In 1952, the first US hydrogen bomb, Ivy Mike, vaporized the island of Elugelab in the Enewetak group and, two years later, the Americans detonated another load of happy lucky welcome fun on Bikini. Because they thought that one of the isotopes, lithium 7 was inert, and it wasn’t, the force of the resultant explosion would be underestimated by a factor of four. On March 1, 1954, Bravo blasted into a crimson15-megaton thermonuclear hydrogen fireball almost five miles wide within the first second, seen and felt on Kwaj over 400 kilometers away, the equivalent of a thousand Hiroshimas, and the largest US nuclear detonation in history.
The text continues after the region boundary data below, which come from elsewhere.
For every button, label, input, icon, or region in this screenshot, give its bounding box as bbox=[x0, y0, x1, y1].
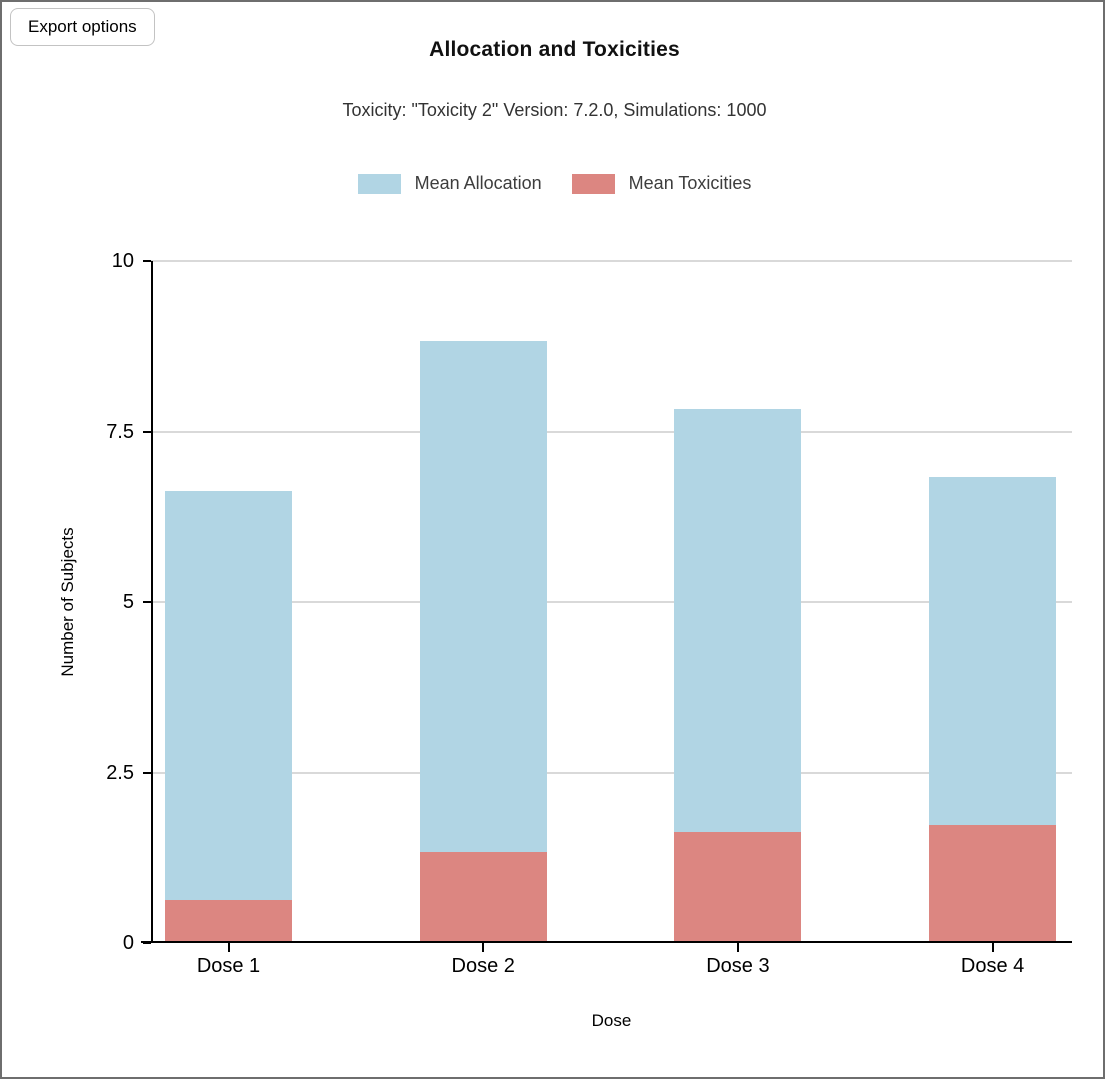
mean-allocation-swatch-icon bbox=[357, 173, 401, 194]
gridline-2.5 bbox=[151, 771, 1072, 774]
y-tick-0 bbox=[143, 942, 151, 944]
x-tick-label-dose-1: Dose 1 bbox=[196, 955, 261, 977]
bar-mean-allocation-dose-2 bbox=[419, 340, 547, 941]
chart-title: Allocation and Toxicities bbox=[429, 38, 680, 61]
legend-item-mean-allocation: Mean Allocation bbox=[357, 173, 542, 194]
gridline-5 bbox=[151, 601, 1072, 603]
legend-label-mean-allocation: Mean Allocation bbox=[414, 173, 542, 193]
x-tick-label-dose-4: Dose 4 bbox=[960, 955, 1025, 977]
bar-mean-toxicities-dose-4 bbox=[929, 825, 1057, 941]
y-tick-10 bbox=[143, 260, 151, 262]
bar-mean-allocation-dose-1 bbox=[165, 490, 292, 941]
y-tick-label-2.5: 2.5 bbox=[106, 761, 134, 784]
y-tick-7.5 bbox=[143, 430, 151, 433]
x-axis-line bbox=[141, 941, 1072, 943]
x-tick-label-dose-3: Dose 3 bbox=[706, 955, 770, 977]
y-tick-label-5: 5 bbox=[122, 591, 134, 613]
bar-mean-toxicities-dose-3 bbox=[674, 831, 802, 941]
x-tick-dose-1 bbox=[227, 943, 230, 952]
mean-toxicities-swatch-icon bbox=[571, 173, 615, 194]
y-tick-2.5 bbox=[143, 771, 151, 774]
x-tick-label-dose-2: Dose 2 bbox=[451, 955, 515, 977]
y-tick-label-7.5: 7.5 bbox=[106, 420, 134, 443]
gridline-7.5 bbox=[151, 430, 1072, 433]
x-tick-dose-2 bbox=[482, 943, 485, 952]
gridline-10 bbox=[151, 260, 1072, 262]
y-tick-label-10: 10 bbox=[111, 250, 134, 272]
x-tick-dose-4 bbox=[991, 943, 994, 952]
bar-mean-toxicities-dose-1 bbox=[165, 900, 292, 941]
chart-legend: Mean Allocation Mean Toxicities bbox=[2, 173, 1107, 194]
legend-label-mean-toxicities: Mean Toxicities bbox=[628, 173, 752, 193]
y-tick-5 bbox=[143, 601, 151, 603]
y-axis-line bbox=[151, 261, 153, 943]
bar-mean-toxicities-dose-2 bbox=[419, 852, 547, 941]
legend-item-mean-toxicities: Mean Toxicities bbox=[571, 173, 752, 194]
x-axis-title: Dose bbox=[591, 1011, 632, 1030]
chart-subtitle: Toxicity: "Toxicity 2" Version: 7.2.0, S… bbox=[342, 100, 767, 120]
y-tick-label-0: 0 bbox=[122, 932, 134, 954]
export-options-button[interactable]: Export options bbox=[10, 8, 155, 46]
plot-area: Dose 1 Dose 2 Dose 3 Dose 4 0 2.5 5 7.5 10 bbox=[106, 250, 1072, 977]
x-tick-dose-3 bbox=[736, 943, 739, 952]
Expanding at 330 feet per second, the mushroom cloud was 9 miles high and 7 miles wide within the first minute, and 25 miles high and 62 miles wide, within the first ten. It raised the temperature of lagoon to 99,000 degrees, and vaporized three islands in the atoll. The crater was over a mile wide and 250 feet deep.
Bravo killed every living thing in the air, on land, and in the sea for miles around. The fallout cloud contaminated more than seven thousand square miles of the Pacific, and included some of the inhabited surrounding islands. Three to four hours after the blast, the sixty-four inhabitants of neighboring Rongelap Atoll, watched in wonder as two inches of snow-like ash covered their island. Children played in it. People drank water saturated with it. Their eyes burned, and their arms, and legs and necks swelled. Vomiting and diarrhea followed.
The Americans had not bothered to tell the Rongelapese about the bomb. They also hadn’t informed the crew of the Japanese boat Daigo Fukuryū Maru (Lucky Dragon No. 5), which had been fishing for tuna in supposedly safe waters. Six months later chief radio operator Aikichi Kuboyama died of radiation sickness.